Catequesis
LOS MENSAJES DE LOURDES:
En esta catequesis descubrimos los principales mensajes que la Virgen dejó en Lourdes: oración, conversión, penitencia, confianza en la misericordia de Dios y vida en Iglesia. También comprendemos el significado del agua, la capilla y el nombre de la Inmaculada Concepción.
Los Mensajes de Lourdes
Cuando hablamos de los mensajes de Lourdes, no nos referimos a una enseñanza nueva, distinta del Evangelio. María no vino a agregar otra fe ni a ocupar el lugar de Jesús. Como toda verdadera madre, vino a señalar el camino hacia su Hijo y a recordarnos, con palabras simples y gestos concretos, lo que el Evangelio nos pide siempre: volver a Dios, confiar en su misericordia y dejarnos sanar por Él.
En Lourdes, la Virgen habló poco. No dejó grandes discursos ni explicaciones largas. Sus palabras fueron breves, pero profundas.
Uno de los llamados más fuertes de Lourdes es el llamado a la conversión. La Virgen le pidió a Bernardita penitencia y oración por los pecadores. Esto no debe entenderse como una invitación a vivir tristes o angustiados, sino como un llamado a volver el corazón hacia Dios. Hacer penitencia es reconocer que necesitamos cambiar, que no todo en nosotros está ordenado, que hay egoísmos, heridas, pecados y durezas que deben ser entregados a la misericordia del Señor.
Otro de los mensajes centrales fue la invitación a beber y lavarse en la fuente. Bernardita obedeció, aunque al principio no entendía. Escarbó en la tierra, apareció el agua, y desde entonces esa fuente quedó unida a la historia espiritual de Lourdes. Pero el agua de Lourdes no es magia. Es agua común. Quien sana es Dios, por la intercesión de la Virgen y la oración de los cristianos. El agua es un signo humilde, una ocasión en la que Dios puede tocar el corazón y despertar la fe.
El agua nos recuerda, ante todo, la gracia del Bautismo. Nos habla de purificación, de vida nueva, de un corazón que puede ser lavado por dentro. Al acercarnos a ella, podemos pedirle al Señor que limpie aquello que nosotros no podemos limpiar solos: la culpa, el rencor, la tristeza, el miedo, la falta de fe y todo lo que necesita ser sanado por su misericordia.
La Virgen también pidió que se construyera allí una capilla. María no llama a Bernardita a vivir una experiencia privada, encerrada en sí misma. La envía a los sacerdotes y pide un lugar de oración para el pueblo de Dios. En Lourdes, la fe no queda reducida a un sentimiento individual; se vuelve Iglesia, celebración, peregrinación, encuentro, Misa, confesión y oración comunitaria.

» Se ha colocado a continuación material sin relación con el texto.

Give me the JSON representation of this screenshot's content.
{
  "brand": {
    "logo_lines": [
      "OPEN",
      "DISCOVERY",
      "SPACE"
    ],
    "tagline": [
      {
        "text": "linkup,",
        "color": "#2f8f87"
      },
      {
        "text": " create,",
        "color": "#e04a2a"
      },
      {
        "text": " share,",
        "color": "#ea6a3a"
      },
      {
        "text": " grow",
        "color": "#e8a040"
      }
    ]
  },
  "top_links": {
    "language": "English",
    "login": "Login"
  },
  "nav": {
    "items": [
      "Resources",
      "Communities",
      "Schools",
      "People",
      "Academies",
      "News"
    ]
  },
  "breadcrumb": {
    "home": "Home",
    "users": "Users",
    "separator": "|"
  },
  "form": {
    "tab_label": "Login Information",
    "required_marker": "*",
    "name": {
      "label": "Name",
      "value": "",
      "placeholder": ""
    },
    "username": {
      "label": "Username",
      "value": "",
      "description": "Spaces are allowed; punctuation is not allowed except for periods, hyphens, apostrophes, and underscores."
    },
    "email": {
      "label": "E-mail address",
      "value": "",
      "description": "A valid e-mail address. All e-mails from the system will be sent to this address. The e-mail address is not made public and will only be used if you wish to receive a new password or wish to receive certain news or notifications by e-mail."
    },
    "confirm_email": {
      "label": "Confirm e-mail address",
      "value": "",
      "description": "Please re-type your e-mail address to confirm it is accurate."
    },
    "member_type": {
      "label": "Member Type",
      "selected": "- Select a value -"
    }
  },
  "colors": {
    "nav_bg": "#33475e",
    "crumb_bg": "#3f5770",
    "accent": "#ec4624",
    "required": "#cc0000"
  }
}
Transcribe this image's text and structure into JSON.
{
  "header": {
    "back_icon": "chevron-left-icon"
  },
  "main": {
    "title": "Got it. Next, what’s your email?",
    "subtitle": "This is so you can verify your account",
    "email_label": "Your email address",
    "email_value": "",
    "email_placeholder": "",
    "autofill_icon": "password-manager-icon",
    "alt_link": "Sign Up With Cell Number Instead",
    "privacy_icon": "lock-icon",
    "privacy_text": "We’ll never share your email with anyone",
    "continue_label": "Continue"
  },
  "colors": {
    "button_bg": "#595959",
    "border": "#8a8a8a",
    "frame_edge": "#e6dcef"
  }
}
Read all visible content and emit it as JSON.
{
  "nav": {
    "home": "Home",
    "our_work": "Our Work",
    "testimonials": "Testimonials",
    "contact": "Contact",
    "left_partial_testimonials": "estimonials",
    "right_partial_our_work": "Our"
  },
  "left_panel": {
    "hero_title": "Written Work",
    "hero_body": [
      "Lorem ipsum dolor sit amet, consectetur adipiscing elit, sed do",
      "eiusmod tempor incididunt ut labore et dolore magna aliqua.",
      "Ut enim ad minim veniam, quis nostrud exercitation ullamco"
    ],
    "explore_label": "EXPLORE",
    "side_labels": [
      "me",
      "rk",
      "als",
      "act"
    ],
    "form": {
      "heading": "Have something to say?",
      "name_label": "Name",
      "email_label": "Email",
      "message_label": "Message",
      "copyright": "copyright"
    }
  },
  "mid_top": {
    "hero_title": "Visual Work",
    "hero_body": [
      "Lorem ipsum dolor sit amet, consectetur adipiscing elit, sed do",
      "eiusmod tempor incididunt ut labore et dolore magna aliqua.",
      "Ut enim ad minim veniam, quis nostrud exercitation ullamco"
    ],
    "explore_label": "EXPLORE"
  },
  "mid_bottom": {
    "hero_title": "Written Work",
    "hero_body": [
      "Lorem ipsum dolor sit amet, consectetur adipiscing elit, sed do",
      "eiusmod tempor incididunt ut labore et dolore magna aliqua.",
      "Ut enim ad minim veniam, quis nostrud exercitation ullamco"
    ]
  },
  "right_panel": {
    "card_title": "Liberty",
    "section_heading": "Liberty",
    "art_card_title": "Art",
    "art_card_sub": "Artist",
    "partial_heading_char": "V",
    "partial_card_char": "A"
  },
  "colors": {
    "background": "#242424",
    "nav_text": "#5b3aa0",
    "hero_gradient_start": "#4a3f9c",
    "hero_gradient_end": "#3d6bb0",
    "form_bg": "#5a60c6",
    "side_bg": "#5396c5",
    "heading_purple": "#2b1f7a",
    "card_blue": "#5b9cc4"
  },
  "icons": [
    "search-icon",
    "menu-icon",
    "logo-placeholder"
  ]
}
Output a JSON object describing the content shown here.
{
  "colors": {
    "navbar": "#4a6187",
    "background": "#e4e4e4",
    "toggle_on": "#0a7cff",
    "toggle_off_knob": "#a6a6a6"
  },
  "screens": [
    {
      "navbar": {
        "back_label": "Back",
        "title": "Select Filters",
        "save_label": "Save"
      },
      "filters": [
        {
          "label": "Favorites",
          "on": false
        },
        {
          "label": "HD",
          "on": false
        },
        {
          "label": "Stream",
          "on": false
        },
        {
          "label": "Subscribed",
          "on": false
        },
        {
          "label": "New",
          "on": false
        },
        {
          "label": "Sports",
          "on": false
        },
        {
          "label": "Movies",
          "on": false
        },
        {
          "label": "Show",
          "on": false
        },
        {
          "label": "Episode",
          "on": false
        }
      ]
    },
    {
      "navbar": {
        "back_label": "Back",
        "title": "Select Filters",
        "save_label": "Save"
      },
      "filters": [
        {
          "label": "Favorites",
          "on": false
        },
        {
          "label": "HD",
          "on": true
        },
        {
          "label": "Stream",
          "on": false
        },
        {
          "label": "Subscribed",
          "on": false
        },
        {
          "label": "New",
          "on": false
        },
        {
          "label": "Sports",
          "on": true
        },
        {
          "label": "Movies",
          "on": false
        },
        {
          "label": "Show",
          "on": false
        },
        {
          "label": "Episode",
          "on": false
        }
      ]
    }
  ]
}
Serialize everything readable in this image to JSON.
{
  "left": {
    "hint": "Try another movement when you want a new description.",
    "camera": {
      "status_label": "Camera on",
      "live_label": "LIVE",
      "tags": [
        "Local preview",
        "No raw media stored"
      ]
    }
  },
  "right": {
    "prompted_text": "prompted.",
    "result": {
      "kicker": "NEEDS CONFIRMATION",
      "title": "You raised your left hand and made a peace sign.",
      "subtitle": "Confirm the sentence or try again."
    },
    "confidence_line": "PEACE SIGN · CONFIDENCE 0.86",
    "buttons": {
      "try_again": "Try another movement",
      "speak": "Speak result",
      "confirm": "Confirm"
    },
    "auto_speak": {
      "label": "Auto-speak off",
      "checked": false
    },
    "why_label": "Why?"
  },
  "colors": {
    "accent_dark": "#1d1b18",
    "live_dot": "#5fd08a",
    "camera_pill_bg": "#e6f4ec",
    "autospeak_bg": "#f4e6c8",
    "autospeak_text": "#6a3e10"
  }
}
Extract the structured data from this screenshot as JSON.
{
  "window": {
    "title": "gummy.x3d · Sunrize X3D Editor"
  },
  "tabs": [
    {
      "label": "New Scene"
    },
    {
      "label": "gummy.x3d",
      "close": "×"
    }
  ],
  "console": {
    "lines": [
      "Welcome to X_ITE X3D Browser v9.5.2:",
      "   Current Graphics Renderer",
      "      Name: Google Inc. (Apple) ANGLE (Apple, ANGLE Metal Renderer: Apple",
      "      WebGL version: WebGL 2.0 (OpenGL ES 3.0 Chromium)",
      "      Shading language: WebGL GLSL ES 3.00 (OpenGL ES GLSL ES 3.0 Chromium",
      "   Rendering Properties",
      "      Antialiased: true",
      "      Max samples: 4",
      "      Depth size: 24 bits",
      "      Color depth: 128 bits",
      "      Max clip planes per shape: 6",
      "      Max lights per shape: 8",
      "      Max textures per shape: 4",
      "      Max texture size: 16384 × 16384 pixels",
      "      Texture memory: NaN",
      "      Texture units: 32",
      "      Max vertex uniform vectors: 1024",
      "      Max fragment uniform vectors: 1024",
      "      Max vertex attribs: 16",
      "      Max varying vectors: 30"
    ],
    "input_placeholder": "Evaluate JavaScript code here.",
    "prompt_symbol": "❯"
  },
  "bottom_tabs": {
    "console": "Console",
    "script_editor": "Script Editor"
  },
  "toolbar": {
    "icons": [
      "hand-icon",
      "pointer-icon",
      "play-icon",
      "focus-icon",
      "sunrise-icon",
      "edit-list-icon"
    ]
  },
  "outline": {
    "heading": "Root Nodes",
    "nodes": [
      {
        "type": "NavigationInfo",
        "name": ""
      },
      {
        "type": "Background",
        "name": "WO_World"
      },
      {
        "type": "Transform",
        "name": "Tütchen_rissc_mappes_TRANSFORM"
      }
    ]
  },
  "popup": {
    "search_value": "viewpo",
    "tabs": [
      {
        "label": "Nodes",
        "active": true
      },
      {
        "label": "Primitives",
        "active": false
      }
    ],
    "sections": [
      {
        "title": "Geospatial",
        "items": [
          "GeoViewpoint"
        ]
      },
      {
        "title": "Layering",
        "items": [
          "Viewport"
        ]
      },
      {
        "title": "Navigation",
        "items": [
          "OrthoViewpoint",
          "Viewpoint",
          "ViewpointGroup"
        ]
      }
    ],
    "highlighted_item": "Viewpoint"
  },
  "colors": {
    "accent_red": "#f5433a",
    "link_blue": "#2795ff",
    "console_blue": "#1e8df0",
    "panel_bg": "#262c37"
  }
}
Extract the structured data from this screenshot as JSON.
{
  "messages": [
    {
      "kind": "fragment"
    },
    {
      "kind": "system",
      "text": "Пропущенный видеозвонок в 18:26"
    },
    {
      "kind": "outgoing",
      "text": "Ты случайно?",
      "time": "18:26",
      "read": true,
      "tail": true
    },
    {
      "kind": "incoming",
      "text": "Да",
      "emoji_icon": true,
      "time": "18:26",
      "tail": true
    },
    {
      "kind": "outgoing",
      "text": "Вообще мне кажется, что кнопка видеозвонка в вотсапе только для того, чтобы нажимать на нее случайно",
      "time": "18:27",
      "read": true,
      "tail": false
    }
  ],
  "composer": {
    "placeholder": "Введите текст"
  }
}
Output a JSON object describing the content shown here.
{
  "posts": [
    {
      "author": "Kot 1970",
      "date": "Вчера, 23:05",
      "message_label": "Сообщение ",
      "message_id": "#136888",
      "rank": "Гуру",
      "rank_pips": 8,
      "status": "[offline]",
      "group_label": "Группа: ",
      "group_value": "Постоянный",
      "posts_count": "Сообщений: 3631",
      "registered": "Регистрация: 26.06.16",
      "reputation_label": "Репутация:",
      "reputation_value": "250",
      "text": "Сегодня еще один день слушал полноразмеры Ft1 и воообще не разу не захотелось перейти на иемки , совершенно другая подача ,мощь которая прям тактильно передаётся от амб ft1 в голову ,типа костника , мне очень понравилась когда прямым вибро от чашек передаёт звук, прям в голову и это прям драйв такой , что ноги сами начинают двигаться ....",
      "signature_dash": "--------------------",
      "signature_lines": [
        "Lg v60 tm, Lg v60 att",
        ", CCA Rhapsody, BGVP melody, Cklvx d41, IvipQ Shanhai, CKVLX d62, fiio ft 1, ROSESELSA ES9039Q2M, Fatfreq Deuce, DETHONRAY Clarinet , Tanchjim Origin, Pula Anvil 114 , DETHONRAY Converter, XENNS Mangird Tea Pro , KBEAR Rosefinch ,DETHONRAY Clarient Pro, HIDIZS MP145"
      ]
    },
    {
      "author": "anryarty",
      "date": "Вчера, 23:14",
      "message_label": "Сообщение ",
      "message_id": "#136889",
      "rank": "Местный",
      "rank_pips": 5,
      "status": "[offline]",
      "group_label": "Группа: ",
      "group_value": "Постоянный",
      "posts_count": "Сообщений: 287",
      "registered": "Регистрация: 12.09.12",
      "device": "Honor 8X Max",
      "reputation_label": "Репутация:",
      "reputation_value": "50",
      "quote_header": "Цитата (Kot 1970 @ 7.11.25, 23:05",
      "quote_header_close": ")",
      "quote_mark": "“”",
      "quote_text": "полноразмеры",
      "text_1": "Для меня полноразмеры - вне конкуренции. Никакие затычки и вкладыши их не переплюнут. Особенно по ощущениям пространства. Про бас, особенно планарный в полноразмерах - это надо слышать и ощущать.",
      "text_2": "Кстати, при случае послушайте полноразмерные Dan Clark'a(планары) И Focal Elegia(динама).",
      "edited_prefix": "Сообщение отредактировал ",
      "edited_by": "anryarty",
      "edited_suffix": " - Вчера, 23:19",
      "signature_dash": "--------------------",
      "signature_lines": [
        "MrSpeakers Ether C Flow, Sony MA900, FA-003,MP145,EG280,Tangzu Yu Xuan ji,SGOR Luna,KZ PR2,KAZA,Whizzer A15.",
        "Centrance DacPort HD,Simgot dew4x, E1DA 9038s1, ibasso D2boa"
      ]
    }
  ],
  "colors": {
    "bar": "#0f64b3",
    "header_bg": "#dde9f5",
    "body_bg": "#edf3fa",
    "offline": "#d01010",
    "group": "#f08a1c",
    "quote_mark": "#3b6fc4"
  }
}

Finalmente, la Virgen reveló a Bernardita su nombre: “Yo soy la Inmaculada Concepción”. Bernardita no comprendía del todo esas palabras, pero las repitió fielmente ante el sacerdote. Con ellas, María manifestaba quién era ante Dios: la llena de gracia, la criatura totalmente abierta al amor del Señor, preservada del pecado desde el primer instante de su existencia.
Así, el mensaje de Lourdes puede resumirse como una gran invitación a volver a Dios. María nos llama a rezar, a convertirnos, a confiar, a dejarnos lavar por la gracia, a caminar con la Iglesia y a mirar en ella lo que Dios quiere hacer también en nosotros.